Alien Vs. Predator: Requiem
This past weekend, I watched Aliens Vs. Predator: Requiem.
It's one of the most misogynistic movies I’ve ever seen this side of American Psycho.
Giger’s Alien is a pretty horrid creature with its perverse use of the human body as an incubator after an oral sexual assault from the infamous face hugger, the beast that dehumanizes everything around it.
AVP:R was more violent and disturbing than I remember from what I caught in the theater, since this time, I watched the director's cut.
Now they just hate all violence in movies.
I can't blame them.
The first time I tried to see this movie, he cried out with his signature, “Aw, heelll-naw!” as one of the creatures prepared to assault a pregnant woman, and we left before the true nastiness could begin.
We left and went to get ice cream instead.
Driven by a compulsion for closure, akin to that of a high schooler, I decided to see this movie again.
There’s a creature in this film that forces a tube down the throat of a pregnant woman, and her throat throbs luridly as it forces its spawn into her lower torso, where she already has a baby, because it only attacks pregnant women.
When taken out of context, the scene is nasty.
When taken in context, it’s the icing on a cake of sci-fi depravity the likes of which we haven’t seen since Event Horizon.
On top of that, characters that should have lived, because they didn’t have sex at any point, die anyway.
It’s a rule in horror movies that if you don’t have sex or do drugs, you don’t die, making nearly all of them an allegory for wildly excessive retribution visited upon youth by outside forces that politicians wanted visited on every one of youth.
If the horror is from space, everyone is apparently fair game, especially the young and/or the pregnant.
In addition to this nastiness, I hate the idea that the Aliens apparently have made it to Earth* on several occasions, making Helen Ripley’s eventually fatal quest to keep them off-planet sadly moot, perhaps even more than her being cloned in Alien: Resurrection.
A member of the Predators lands on earth, and they are a gangly sort of cross between a CIA agent, a Green Beret, and a park ranger.
The concept of Earth as a sort of intergalactic wildlife preserve is rather funny, but when the only humor of a movie is more from the things you have to think of after the fact, something is lacking.
A good amount of action is spent in a massive sewer system that seems completely out of place in the small southwestern town of
There are a ton of little continuity issues throughout the film, details that would ordinarily grab my attention are wrong, and details that I wouldn’t care about in any case are over-emphasized.
One of the details I caught was one character coming from the U.S. ArmyMarines, judging from the half-and-half uniform she wears upon her arrival home from Inconsequencistan.
On the other extreme, too much time is devoted to another character’s really vague back story and his entire “dark past” turns out to be wholly irrelevant in the grand scheme of an alien invasion, as most petty crime wouldn’t make you capable of handling sub-machine guns, let alone an extra-terrestrial shotgun intended for creatures a foot taller than you.
Topping off all this nastiness is the inevitable, “Man is the real monster,” ending in which a shady government organization nukes the entire town of Gunnison to prevent the spread of the deadly phallus-headed Aliens, killing the remainder of the town's initial 5,409 people, minus the survivors who escape on a hospital helicopter, which of course the surviving veteran ArmyMarine knows how to fly as well.
The argument could be made here that somewhere in her backstory, she learned to fly a chopper as a civilian, but that’s giving the production far more credit than they gave me as an audience member.
That’s not what got to me, though.
What got to me was the surviving woman, who was supposed to also be a member of the military, regardless of branch, should have kicked that guy’s ass until candy came out and asked him if it would be acceptable if she nuked his hometown in the process of “following orders.”

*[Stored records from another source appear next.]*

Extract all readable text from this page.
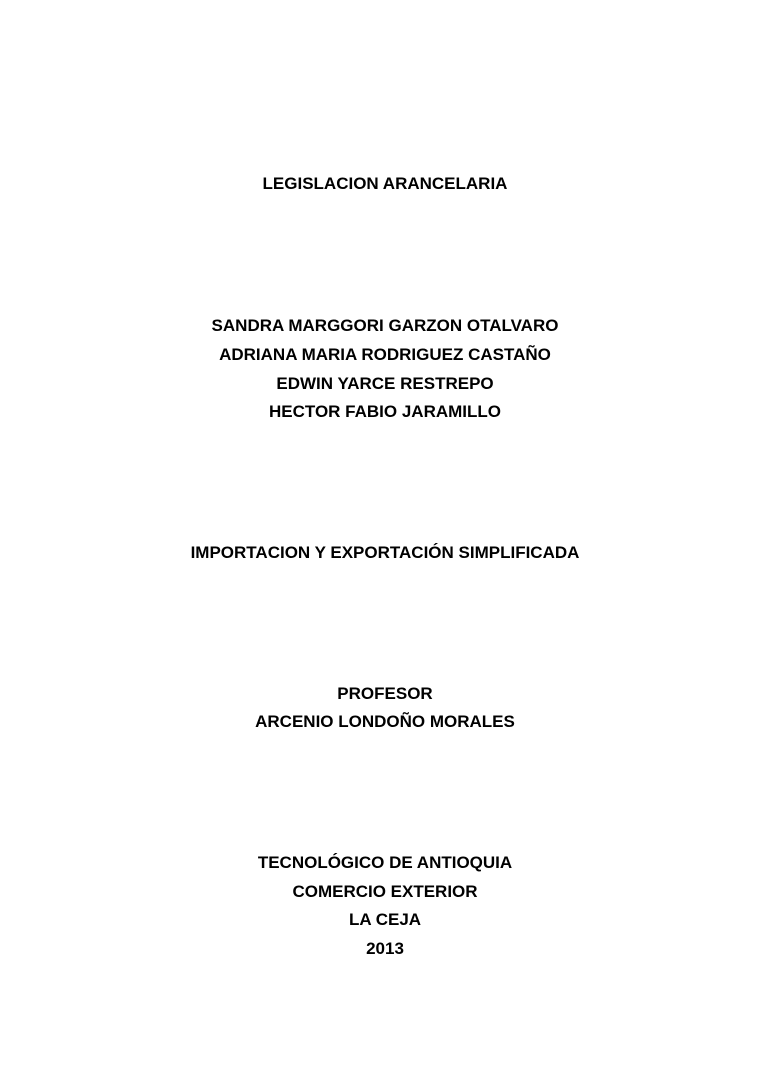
LEGISLACION ARANCELARIA
SANDRA MARGGORI GARZON OTALVARO
ADRIANA MARIA RODRIGUEZ CASTAÑO
EDWIN YARCE RESTREPO
HECTOR FABIO JARAMILLO
IMPORTACION Y EXPORTACIÓN SIMPLIFICADA
PROFESOR
ARCENIO LONDOÑO MORALES
TECNOLÓGICO DE ANTIOQUIA
COMERCIO EXTERIOR
LA CEJA
2013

Instead, she shrugs it off and looks wistfully at the sky, where we see her slight resemblance to Sigourney Weaver.
Aggressively terrible as that ending was, it doesn’t compare to the film's actual tacked-on ending, in which a man in a suit, responsible for war crimes at this point after tactical-nuking more people than were killed in 9/11, delivers the Predator’s shotgun weapon to Ms. Yutani.
Dun-Dun-Dun!
This last scene was a desperate grasp for continuity with the series, as Yutani is the other half of the soon-to-be Weyland-Yutani Corp. We met Weyland’s CEO in the first AVP, and, as in this film, we didn’t much care then either.
On a final note, a film snob moment: The finest scenes in any film involving the Predator are the scenes where the Predator is alone on screen and doing its thing, telling a story entirely with physical acting.
Having an actor tell a story through motion alone, rubber suit or not, is always cool. I found it fascinating in the first Predator and still interesting in the second. AVP sorely lacked that little touch, and AVP:R at least had the good sense to bring it back; however, that’s really all the sense it had.
*Seriously, way too many people want to take Ripley's sacrifice away.

Comments
Does that really work? What kind of candy?